You can harness that feeling.
There’s an interesting little element in the modern video game marketplace called downloadable content, or DLC. DLC can be everything from new costumes for your hero, new maps to play on, or even entirely new feature sets that can change how the game operates, hopefully for the better. And the thing is – DLC is almost never free.
The people who they want to purchase DLC are already customers, milking more money from their most dedicated, hardcore fans, by dangling more stuff in front of them. And since gaming is a community activity, people without the DLC are frequently unable to play competitively with those who do (who quickly become a massive chunk of the player base) and are constantly exposed to the improvements the content offers through social contact.
And if they want to avoid that, well, all they have to do is fork over $15 bucks.
This works. It works crazy well. It takes advantage of the massive investment people have in the original product to continue to monetize it well into the future – sometimes years into the future, turning a $60 game into something someone has invested hundreds and hundreds of dollars into.
Which just makes them more likely to buy the next DLC.
How You Can Take Advantage
- When you develop your content, don’t give them everything all at once; leave room to expand on it.
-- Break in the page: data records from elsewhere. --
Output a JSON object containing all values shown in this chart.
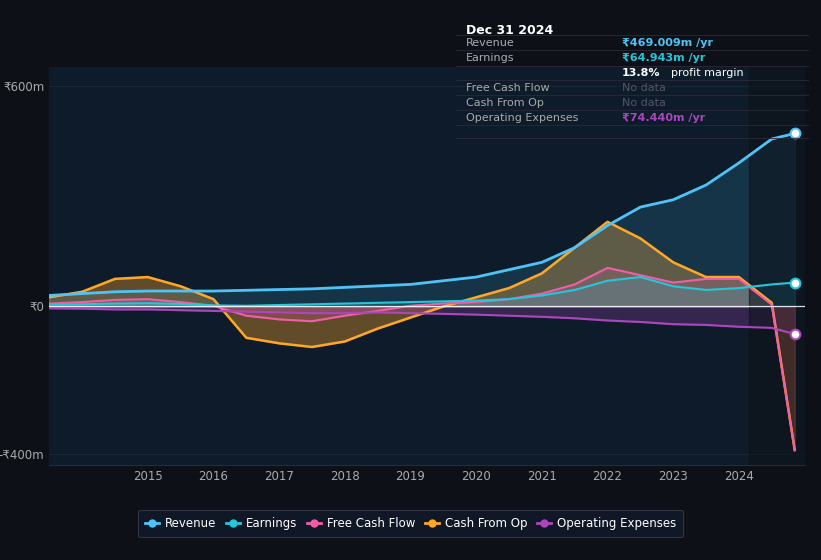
{
  "background_color": "#0d1117",
  "plot_bg_color": "#0d1b2a",
  "years": [
    2013.5,
    2014.0,
    2014.5,
    2015.0,
    2015.5,
    2016.0,
    2016.5,
    2017.0,
    2017.5,
    2018.0,
    2018.5,
    2019.0,
    2019.5,
    2020.0,
    2020.5,
    2021.0,
    2021.5,
    2022.0,
    2022.5,
    2023.0,
    2023.5,
    2024.0,
    2024.5,
    2024.85
  ],
  "revenue": [
    30,
    35,
    40,
    42,
    42,
    42,
    44,
    46,
    48,
    52,
    56,
    60,
    70,
    80,
    100,
    120,
    160,
    220,
    270,
    290,
    330,
    390,
    455,
    470
  ],
  "earnings": [
    5,
    6,
    8,
    9,
    7,
    3,
    2,
    4,
    6,
    8,
    10,
    12,
    14,
    16,
    20,
    30,
    45,
    70,
    80,
    55,
    45,
    50,
    60,
    65
  ],
  "cash_from_op": [
    25,
    40,
    75,
    80,
    55,
    20,
    -85,
    -100,
    -110,
    -95,
    -60,
    -30,
    0,
    25,
    50,
    90,
    160,
    230,
    185,
    120,
    80,
    80,
    10,
    -390
  ],
  "free_cash_flow": [
    8,
    12,
    18,
    20,
    12,
    2,
    -25,
    -35,
    -40,
    -25,
    -12,
    2,
    8,
    12,
    20,
    35,
    60,
    105,
    85,
    65,
    75,
    75,
    5,
    -390
  ],
  "operating_expenses": [
    -5,
    -6,
    -8,
    -8,
    -10,
    -12,
    -14,
    -16,
    -18,
    -18,
    -16,
    -18,
    -20,
    -22,
    -25,
    -28,
    -32,
    -38,
    -42,
    -48,
    -50,
    -55,
    -58,
    -75
  ],
  "ylim": [
    -430,
    650
  ],
  "yticks_vals": [
    -400,
    0,
    600
  ],
  "ytick_labels": [
    "-₹400m",
    "₹0",
    "₹600m"
  ],
  "xticks": [
    2015,
    2016,
    2017,
    2018,
    2019,
    2020,
    2021,
    2022,
    2023,
    2024
  ],
  "revenue_color": "#4fc3f7",
  "earnings_color": "#26c6da",
  "fcf_color": "#ef5fa7",
  "cashop_color": "#ffa726",
  "opex_color": "#ab47bc",
  "info_box": {
    "date": "Dec 31 2024",
    "revenue_label": "Revenue",
    "revenue_value": "₹469.009m /yr",
    "earnings_label": "Earnings",
    "earnings_value": "₹64.943m /yr",
    "margin_value": "13.8%",
    "margin_text": "profit margin",
    "fcf_label": "Free Cash Flow",
    "fcf_value": "No data",
    "cashop_label": "Cash From Op",
    "cashop_value": "No data",
    "opex_label": "Operating Expenses",
    "opex_value": "₹74.440m /yr"
  },
  "legend_labels": [
    "Revenue",
    "Earnings",
    "Free Cash Flow",
    "Cash From Op",
    "Operating Expenses"
  ]
}
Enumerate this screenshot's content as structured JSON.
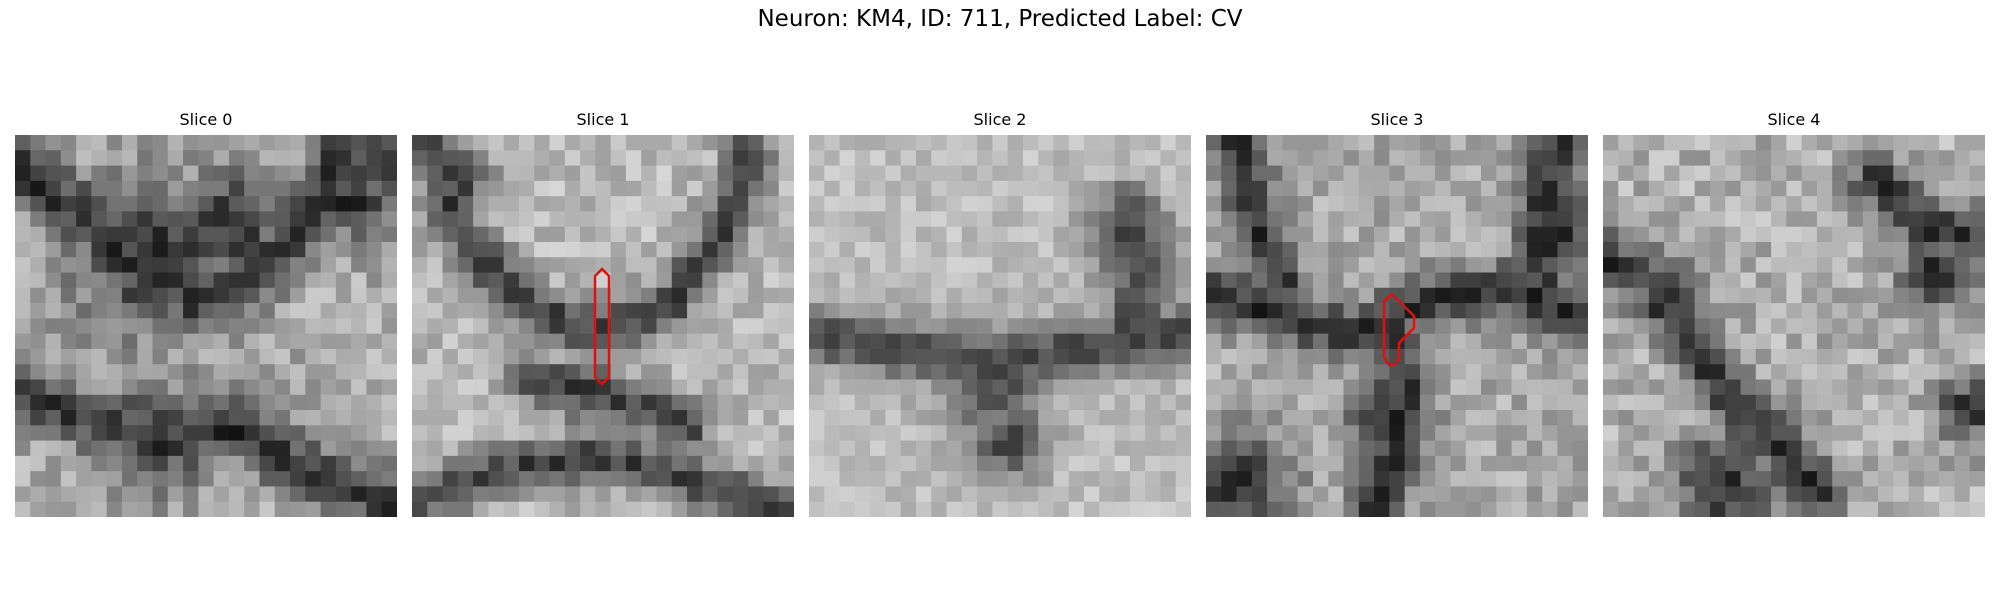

For example, if you put out “5 Ways to Clean Industrial Equipment Cheaply,” you can follow up by marketing “5 More Ways to Clean Industrial Equipment Cheaply” to the same people – with massive conversion rates that will help you identify highly engaged leads.
- Include a complementary content offer to go alongside otherwise free content. A blog post, for example, could be about five simple ways to increase your home’s resale value, and follow it up with “The Comprehensive Guide to Maximizing Your Home’s Resale Value” – which they can have in exchange for an email address.
In both cases, you’re leveraging their established interest by enticing them with something they actually don’t want to miss out on; if you want to increase your home’s resale value a little, well, you almost certainly want to maximize that value. And all it costs is an email address. And if you pass on the offer? That could be costing you tens of thousands of dollars.
Mic drop. #FOMO
Heinz is crazy. But also Heinz is genius.
They created an exclusive, limited-edition ketchup product. But instead of slapping “exclusive” on the bottle, they limited its availability to people who had bothered to like Heinz’s Facebook page.
Ketchup people, in other words.
The social ad they used to promote it? “This is for serious ketchup fans only.” The only way to learn about how to get this balsamic vinegar ketchup was to Like their Facebook page. And the thing is?
There’s a key takeaway to this: not everything is for everybody, and by limiting availability, you make people want to be in the pool of people who can have it. And if there’s a simple action – liking a page, handing over their email address – that gets them in that in-group, well, people will do it.
They’ll do it like crazy, because nobody likes to be excluded, even from ketchup. Telling people they can’t have something tends to make them want it, because they don’t want to miss out on something. So you can take advantage of this by giving people opportunities to move from out-group to in-group with ease, making the transition frictionless, and collecting valuable data in the process.
And that is how you turn regular people into ketchup people.
In short, FOMO is a powerful psychological force that can turn disinterest into ravenous obsession, because nobody wants to miss out on something rad. By hyping exclusivity and leveraging existing customers, you can drive lead generation and improve conversions.